Actually, the case for RocksDB for backing a distributed data store is probably much stronger than SQLite given that it supports multiple concurrent writers.
SQLite lacks many important characteristics that one would expect a distributed data store to have. Row level locking is one obvious feature that's super important in a highly concurrent context (as mentioned, RocksDB has this). Want to backup your production DB? You're going to need to block all writes until the backup completes.
Additionally, features like profiling and replication are nonexistent or immature with SQLite. Rqlite and Litestream are super new relative to tools like Postgres and MySQL and you can't find a lot of people that know how to run them.
Also, you can't autoscale your app since your processes are now highly stateful. Sure, this is a problem with MySQL/Postgres too, but I can pay AWS or Google Cloud for a managed version that will abstract this problem away from me.
Most of these problems are solvable with enough net new software on top of SQLite. But... why? I think the only reason you'd subject yourself to such an architecture is because you want to learn (great!) or you're gunning for that next promotion and need to show off your system design skills :P
> So you didn't use SQLite then? Because RocksDB + Kafka is not similar at all.
To me, I could make the connection in the sense that just like sqlite, rocksdb is an embedded store, while Kafka can be used to build a replicated log (log device).
> If you just needed distributed SQL because a single instance wasn't enough then there are already plenty of choices...
Well, that was GP's point, too? In addition, they mention that existing DBMS like Postgres have way more breath and depth than a replicated sqlite can ever hope to have (which isn't really a controversial assertion at all, tbh).
I accept that you learned a lot about the limits of combining RockDB with Kafka, especially in the exact way you combined them.

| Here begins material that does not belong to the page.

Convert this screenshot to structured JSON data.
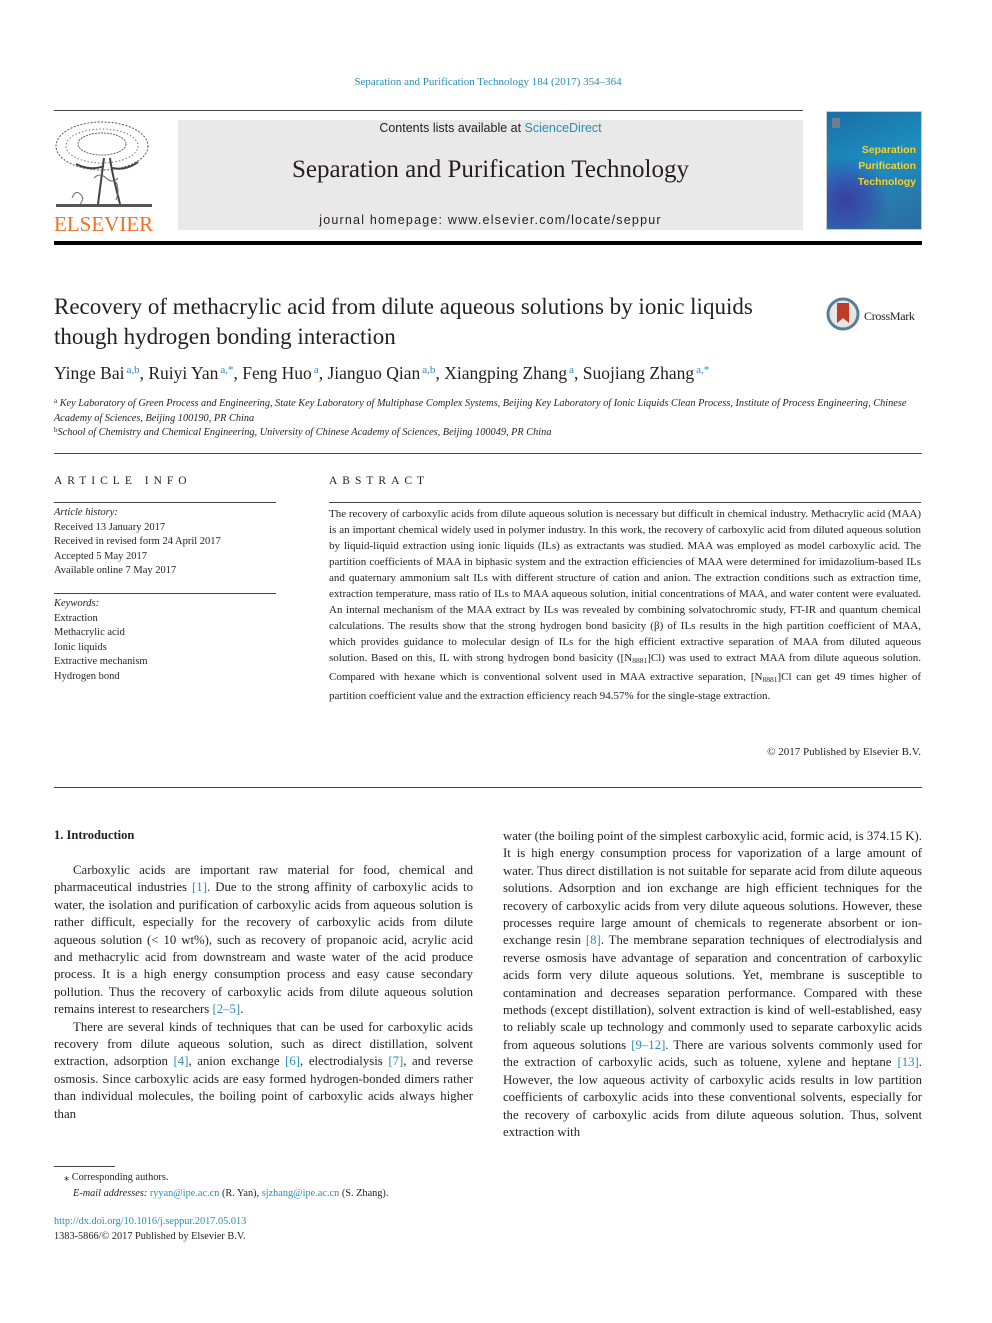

This might have limited utility if the goal were to combine RocksDB with something else. And even less for SQLite and something else.
The big push of interest in SQLite serverside isn't driven by people who have never set up pgbounce, but rather by developers who have both read the SQLite docs very carefully and have used the library extensively, and know what it's good for.
I'm not sure why you concluded that SQLite is the problem when you built a "really cool distributed database" with Kafka. Distributed databases are complicated, Kafka's complicated.
If you're saying that a replicated Postgres setup would be simpler than what you're built, I agree; but SQLite+Litestream probably would be too.
Litestream is too much work if you're not using S3: replication over sftp. Even fossil has nicer no nonsense replication done over http/s. It's way easier to set up mysql with replication than manage unix accounts and public keys.
But that's orthogonal to my point. As a user of FoundationDB, you're not programming directly against SQLite, so you aren't going to run into these issues as much since FoundationDB exposes different semantics and coordinates concurrency across many SQLite instances in parallel.
I think it's best to think of SQLite as a replacement for your filesystem, rather than a replacement for your relational DBMS.
I only say this because I have made this mistake at my previous startup. We built these really cool distributed databases on top of a similar storage engine (RocksDB) plus Kafka, but it ended up being more trouble than it was worth. We should have just used a battle-tested relational database instead.
Using SQLite for these applications is really fun, and it seems like a good idea on paper. But in practice I just don't think it's worth it. YMMV though.